The linear functional regression ignores the random effect of the domains, so we expect it to be less effective than linear mixed models due to its construction. Finally, the two non-parametric methods allow for better modelling of the non-linear relationships between the explanatory variables and the interest variable, but on the other hand, does not make it possible to capture the differences between domains that are not reflected in the auxiliary information. They also require the availability of auxiliary information ${X}_{i}$ for each individual in the population when, in the past, we only needed mean values ${\overline{X}}_{d}$ for each domain in the population and ${X}_{i}$ for the sample. The choice between a parametric and non-parametric approach will therefore depend on the nature of the problem, the diversity of domains and the explanatory variables available. Be believe that neither of the two approaches is systematically preferable over the other.

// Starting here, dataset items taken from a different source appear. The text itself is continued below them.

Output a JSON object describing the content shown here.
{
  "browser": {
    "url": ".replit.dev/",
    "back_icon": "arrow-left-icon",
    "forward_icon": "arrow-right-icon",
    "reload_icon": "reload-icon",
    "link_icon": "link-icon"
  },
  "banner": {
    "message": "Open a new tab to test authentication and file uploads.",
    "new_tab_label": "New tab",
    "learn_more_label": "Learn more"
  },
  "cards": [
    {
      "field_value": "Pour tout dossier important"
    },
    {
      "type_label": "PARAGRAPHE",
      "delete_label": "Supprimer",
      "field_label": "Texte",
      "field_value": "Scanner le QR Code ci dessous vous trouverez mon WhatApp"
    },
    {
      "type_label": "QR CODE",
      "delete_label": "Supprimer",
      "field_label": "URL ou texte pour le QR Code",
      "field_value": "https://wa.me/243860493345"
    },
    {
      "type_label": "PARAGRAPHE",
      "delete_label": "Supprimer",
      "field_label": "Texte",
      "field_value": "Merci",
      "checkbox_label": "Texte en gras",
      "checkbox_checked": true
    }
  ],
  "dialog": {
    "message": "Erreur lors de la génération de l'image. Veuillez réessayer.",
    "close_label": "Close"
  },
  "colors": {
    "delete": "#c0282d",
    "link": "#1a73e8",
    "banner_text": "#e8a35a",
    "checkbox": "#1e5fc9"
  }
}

A process for choosing between the two approaches could be to estimate the respective variances in the random effects and the residuals in the linear mixed models and, depending on the relative scope of those effects, moving more toward one or the other type of model. Conversely, cross-validation can be used to quantify the respective performance of the linear mixed models and the non-parametric models for predicting the aggregates of individual curves in order to direct our choice.

Among the non-parametric methods, the choice between regression trees and random forests will depend on the predictive performance of those methods on data, for the mean curves of domains. Generally, we can assume that random forests will give better results than regression trees for individual data (see Breiman et al., 1984); however, it is entirely possible that the best of the two methods for predicting each curve may not be the one that gives the best results to all domains or, at the very least, that the two methods are reduced when we consider the prediction of mean curves of individual aggregates. As well, due to their construction, random forests require a lot more calculation time than regression trees and that aspect cannot be ignored when the data sets being processed are large in size.